Generate 300 separated gmm samples

In [15]:
separated_sample_list = []
for i in range(300):
    mean1 = (np.random.rand()+5,np.random.rand()+5)
    mean2 = (np.random.rand(),np.random.rand())
    cov1 = np.random.rand(2,2)
    cov1 = np.dot(cov1,cov1.T)
    cov2 = np.random.rand(2,2)
    cov2 = np.dot(cov2,cov2.T)
    # make sure the covariance matrix is non-singular
    while np.linalg.det(cov1) == 0:
        cov1 = np.random.rand(2,2)
        cov1 = np.dot(cov1,cov1.T)
    cov2 = np.random.rand(2,2)
    cov2 = np.dot(cov2,cov2.T)
    while np.linalg.det(cov2) == 0:
        cov2 = np.random.rand(2,2)
        cov2 = np.dot(cov2,cov2.T)
    N = 300
    x,y = twod2sprng(N, 0.5, mean1, mean2, cov1, cov2)
    xy = np.array([x,y]).T
    separated_sample_list.append(xy)   

In [16]:
p.value = 0
display(p)
separated_iternum_list = []
for i in range(300):
    p.description = 'Running'
    p.value = (i+1)/3
    iternum_f, p_t, mean1_t_f, mean2_t_f, cov1_t_f, cov2_t_f = my_em_2d2pgmm(separated_sample_list[i])
    separated_iternum_list.append(iternum_f)
p.description = 'Finished'

In [17]:
plt.figure()
plt.hist(separated_iternum_list, bins=np.r_[min(separated_iternum_list)-1:max(separated_iternum_list)+1])
plt.show()
print 'average iteration times:', np.average(separated_iternum_list)

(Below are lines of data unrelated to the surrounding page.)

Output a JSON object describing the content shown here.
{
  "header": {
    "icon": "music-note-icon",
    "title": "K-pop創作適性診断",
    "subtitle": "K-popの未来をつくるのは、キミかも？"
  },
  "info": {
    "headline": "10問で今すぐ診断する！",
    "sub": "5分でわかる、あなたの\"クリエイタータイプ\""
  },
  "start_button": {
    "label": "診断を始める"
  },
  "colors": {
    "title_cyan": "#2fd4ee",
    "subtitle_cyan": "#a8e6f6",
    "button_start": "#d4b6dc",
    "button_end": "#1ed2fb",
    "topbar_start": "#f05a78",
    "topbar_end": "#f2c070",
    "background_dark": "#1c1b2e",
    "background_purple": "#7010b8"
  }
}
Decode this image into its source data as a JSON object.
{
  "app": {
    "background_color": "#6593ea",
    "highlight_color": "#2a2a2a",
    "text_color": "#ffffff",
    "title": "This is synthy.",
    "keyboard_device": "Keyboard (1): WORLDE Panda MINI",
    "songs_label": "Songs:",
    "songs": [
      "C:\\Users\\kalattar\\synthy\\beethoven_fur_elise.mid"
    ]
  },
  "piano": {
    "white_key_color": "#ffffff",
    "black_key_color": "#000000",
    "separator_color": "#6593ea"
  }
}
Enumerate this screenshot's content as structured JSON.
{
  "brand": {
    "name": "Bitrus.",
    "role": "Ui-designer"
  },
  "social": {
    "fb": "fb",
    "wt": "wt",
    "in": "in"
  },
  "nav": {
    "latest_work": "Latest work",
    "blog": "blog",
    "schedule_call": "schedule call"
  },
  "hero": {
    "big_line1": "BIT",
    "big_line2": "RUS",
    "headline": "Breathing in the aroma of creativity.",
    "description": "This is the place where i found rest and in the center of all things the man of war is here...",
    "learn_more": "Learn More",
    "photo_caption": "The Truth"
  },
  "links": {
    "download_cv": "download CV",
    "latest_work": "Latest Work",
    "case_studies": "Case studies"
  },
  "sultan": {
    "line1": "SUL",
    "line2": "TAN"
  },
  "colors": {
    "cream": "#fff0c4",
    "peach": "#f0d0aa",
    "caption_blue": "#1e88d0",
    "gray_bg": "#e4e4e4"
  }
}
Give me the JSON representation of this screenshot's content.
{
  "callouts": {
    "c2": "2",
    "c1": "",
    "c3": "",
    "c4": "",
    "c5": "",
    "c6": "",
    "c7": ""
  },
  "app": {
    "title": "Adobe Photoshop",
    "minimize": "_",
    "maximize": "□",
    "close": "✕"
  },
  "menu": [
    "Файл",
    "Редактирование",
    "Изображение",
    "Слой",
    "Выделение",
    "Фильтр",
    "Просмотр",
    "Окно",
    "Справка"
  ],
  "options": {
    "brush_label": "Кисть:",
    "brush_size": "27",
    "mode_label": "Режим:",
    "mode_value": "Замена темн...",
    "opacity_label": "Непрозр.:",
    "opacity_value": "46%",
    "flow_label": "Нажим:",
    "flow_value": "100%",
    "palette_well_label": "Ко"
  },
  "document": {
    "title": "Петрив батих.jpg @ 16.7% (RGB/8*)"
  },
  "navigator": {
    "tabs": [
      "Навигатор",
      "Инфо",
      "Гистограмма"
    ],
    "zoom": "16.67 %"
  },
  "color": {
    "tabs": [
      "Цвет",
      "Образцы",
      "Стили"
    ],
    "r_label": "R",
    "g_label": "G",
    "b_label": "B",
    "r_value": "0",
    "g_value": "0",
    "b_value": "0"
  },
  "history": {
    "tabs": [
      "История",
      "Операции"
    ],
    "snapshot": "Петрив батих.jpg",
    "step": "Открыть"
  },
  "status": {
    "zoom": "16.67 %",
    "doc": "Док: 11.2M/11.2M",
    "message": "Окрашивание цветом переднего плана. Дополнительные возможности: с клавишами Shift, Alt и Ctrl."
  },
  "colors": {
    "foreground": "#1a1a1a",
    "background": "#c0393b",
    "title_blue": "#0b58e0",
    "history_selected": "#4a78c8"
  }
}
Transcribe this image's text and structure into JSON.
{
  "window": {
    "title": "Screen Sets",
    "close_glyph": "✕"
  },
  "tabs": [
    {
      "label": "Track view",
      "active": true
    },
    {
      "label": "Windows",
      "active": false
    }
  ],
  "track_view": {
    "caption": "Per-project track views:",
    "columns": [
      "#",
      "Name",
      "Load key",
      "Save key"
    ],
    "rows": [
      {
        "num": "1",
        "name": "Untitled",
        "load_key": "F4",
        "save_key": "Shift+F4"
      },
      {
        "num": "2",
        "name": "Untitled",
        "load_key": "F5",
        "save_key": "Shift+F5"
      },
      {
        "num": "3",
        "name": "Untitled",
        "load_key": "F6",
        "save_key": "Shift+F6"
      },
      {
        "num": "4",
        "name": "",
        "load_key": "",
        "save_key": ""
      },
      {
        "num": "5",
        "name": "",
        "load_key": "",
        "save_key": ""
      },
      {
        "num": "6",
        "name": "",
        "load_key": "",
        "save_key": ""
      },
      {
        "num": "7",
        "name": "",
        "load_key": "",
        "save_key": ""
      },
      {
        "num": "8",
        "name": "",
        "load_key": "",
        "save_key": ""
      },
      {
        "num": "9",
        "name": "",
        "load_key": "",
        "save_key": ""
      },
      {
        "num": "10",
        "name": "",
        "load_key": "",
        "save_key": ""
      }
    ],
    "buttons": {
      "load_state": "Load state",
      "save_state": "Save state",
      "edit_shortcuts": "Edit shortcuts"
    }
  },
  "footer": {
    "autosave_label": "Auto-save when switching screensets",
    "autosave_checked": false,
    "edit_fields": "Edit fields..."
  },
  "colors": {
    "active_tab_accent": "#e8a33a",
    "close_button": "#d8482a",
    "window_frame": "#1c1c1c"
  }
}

<IPython.core.display.Javascript object>

average iteration times: 7.20666666667


The average iteration times for close and separated data are 60.6 and 7.2 respectively. Therefore, we conclude that my EM gmm estimation is much faster on separated data and close data.